Moringer Rehkitz zieht in Wildpark Hardegsen um

Ein letztes Fläschchen: Sophie Kinas und Jonas verabschieden sich im Wildpark Hardegsen von Rehkitz „Bijel“. Fotos: Schwekendiek

Hardegsen. Drei Monate lang hat Familie Kinas aus Moringen ein junges Rehkitz mit der Falsche aufgepäppelt. Jetzt hat es ein neues Zuhause im Wildpark Hardegsen gefunden.

Mit wachem Blick erkundet „Bijel“ ihr neues Gehege. Putzmunter stiefelt das junge Reh durch das hohe Gras, knabbert an Ästen und Blättern. „Mir blutet das Herz“, sagt Andrea Kinas. Für die Moringerin ist der Tag des Abschieds gekommen.

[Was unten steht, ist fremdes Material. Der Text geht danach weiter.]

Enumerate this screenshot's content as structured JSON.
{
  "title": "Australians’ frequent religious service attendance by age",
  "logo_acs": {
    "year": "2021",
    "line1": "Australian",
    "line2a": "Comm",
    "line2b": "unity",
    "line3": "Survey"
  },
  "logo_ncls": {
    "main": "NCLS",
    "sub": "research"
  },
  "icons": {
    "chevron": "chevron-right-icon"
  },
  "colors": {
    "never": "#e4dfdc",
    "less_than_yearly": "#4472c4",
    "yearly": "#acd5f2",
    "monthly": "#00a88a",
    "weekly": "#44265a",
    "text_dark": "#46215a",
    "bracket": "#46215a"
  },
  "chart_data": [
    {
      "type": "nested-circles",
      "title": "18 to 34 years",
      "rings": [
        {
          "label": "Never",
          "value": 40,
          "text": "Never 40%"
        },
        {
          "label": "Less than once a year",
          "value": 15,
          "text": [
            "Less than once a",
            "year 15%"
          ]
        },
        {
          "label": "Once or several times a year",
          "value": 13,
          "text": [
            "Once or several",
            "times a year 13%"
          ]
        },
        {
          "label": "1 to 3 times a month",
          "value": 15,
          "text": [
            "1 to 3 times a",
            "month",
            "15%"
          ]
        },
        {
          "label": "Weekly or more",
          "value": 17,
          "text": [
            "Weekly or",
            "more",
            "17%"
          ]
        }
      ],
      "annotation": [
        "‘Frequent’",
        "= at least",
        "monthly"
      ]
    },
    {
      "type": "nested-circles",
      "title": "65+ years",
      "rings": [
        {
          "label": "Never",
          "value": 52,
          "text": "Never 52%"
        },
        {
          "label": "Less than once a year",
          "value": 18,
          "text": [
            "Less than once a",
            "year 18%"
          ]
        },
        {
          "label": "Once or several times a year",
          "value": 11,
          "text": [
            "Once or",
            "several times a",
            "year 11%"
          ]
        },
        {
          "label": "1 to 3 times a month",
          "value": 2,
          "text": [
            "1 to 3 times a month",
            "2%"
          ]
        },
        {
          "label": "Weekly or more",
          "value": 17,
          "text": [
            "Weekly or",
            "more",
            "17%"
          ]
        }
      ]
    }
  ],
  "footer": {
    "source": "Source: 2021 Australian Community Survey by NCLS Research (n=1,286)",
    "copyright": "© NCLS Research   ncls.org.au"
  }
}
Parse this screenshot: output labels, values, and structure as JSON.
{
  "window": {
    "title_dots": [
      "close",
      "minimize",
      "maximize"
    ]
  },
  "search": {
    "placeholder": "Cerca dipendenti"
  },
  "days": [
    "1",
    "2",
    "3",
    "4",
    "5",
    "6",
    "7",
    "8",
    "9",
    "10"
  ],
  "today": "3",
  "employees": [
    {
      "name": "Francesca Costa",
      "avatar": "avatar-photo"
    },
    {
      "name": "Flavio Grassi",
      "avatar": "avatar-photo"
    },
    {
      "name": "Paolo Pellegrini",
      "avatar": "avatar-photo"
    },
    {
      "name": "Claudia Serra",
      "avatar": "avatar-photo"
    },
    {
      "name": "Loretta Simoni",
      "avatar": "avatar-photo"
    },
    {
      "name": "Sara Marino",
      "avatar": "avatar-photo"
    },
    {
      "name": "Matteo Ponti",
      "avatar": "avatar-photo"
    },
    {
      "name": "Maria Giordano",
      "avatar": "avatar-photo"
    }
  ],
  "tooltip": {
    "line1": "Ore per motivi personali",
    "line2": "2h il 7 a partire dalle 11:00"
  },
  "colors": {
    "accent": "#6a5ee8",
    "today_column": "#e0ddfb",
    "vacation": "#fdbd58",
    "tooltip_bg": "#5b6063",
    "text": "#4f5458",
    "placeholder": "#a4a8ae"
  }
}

Ankunft in Hardegsen: Wildparkbetreuer Wolfgang Schlemme notiert sich die wichtigsten Informationen über den Neuzugang.

Drei Monate lang hat sich die Familie um das Jungtier gekümmert, es mit der Flasche aufgezogen. Eine junge Frau hatte das Kitz Mitte Mai von einer Wiese bei Duderstadt mitgenommen, als es nur wenige Tage alt war (HNA berichtete). Über einen befreundeten Jäger entstand der Kontakt zur Familie nach Moringen, die das Tier schließlich aufnahm. Weil der heimische Garten zu klein wurde, erklärte sich jetzt der Wildpark Hardegsen bereit, das Reh aufzunehmen.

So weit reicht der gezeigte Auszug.